The author gives some interesting insights into the character of Fred as she provides his version of events and describes beautifully his confusion and frustration with himself as he finds himself unable to control his anxiety and the resultant behavior. Fred continuously feels that he is right on the edge of regaining control of his life.

His father shipping him off to a hospital for the insane puts Fred on the sad path to complete misery and metal collapse as he is removed from the home environment that he values and longs for. His brother is not convinced that the mental hospital is the best place for Fred but his doesn’t have the strength of character to stand up to his wife and father.

A well penned story of a man’s struggle to overcome PTSD against the overwhelming prejudice and misunderstanding of the time as well as the horrific treatments imposed on mental patients in hospitals.

I rated this book four stars out of five.

Book description

Fred Sadler has just died of old age.
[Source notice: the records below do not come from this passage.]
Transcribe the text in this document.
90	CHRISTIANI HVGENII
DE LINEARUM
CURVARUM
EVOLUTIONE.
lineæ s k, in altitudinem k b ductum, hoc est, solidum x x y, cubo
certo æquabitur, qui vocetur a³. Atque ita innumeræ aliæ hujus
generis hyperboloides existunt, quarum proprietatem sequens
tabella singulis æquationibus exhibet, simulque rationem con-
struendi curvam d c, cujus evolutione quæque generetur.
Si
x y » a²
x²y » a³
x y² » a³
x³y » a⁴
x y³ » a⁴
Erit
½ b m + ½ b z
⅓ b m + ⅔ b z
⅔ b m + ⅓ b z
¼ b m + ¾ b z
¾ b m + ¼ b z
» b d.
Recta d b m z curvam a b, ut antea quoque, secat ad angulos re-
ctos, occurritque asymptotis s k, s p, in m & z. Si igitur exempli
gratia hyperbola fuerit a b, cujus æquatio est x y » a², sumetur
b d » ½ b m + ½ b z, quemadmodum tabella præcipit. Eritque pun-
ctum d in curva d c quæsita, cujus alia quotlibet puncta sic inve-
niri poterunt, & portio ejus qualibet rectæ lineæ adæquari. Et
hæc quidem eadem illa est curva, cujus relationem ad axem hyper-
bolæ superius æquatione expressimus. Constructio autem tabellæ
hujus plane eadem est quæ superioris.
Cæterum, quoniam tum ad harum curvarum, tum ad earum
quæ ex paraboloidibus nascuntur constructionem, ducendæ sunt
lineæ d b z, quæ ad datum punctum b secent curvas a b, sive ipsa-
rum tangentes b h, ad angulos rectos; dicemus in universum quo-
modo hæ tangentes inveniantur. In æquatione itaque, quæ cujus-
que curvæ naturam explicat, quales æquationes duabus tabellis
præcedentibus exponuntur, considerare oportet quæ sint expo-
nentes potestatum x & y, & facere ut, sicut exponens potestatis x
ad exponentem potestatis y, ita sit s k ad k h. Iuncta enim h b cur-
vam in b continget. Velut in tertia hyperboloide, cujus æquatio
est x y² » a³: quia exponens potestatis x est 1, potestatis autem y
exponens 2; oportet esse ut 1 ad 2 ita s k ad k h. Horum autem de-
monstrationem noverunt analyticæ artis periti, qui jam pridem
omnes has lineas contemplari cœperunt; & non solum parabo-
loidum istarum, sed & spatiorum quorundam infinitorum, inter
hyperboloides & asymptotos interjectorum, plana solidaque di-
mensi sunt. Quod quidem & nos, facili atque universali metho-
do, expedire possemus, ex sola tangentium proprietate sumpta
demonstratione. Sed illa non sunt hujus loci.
It’s 1986, seventy years after he marched off to WWI, and the ghost of Fred Sadler hovers near the ceiling of the nursing home. To Fred’s dismay, the arrangement of his funeral falls to his prudish sister-in-law, Viola. As she dominates the remembrance of Fred, he agonizes over his inability to set the record straight.

Was old Uncle Fred really suffering from shell shock? Why was he locked up most of his life in the Whitby Hospital for the Insane? Could his family not have done more for him?

Fred’s memories of his life as a child, his family’s hotel, the War, and the mental hospital, clash with Viola’s version of events as the family gathers on a rainy October night to pay their respects.

About the author

Sandy Day is the author of Poems from the Chatterbox and Fred’s Funeral. She graduated from Glendon College, York University, with a degree in English Literature sometime in the last century. Sandy spends her summers in Jackson’s Point, Ontario on the shore of Lake Simcoe. She winters nearby in Sutton by the Black River. Sandy is a trained facilitator for the Toronto Writers Collective’s creative writing workshops. She is a developmental editor and book coach.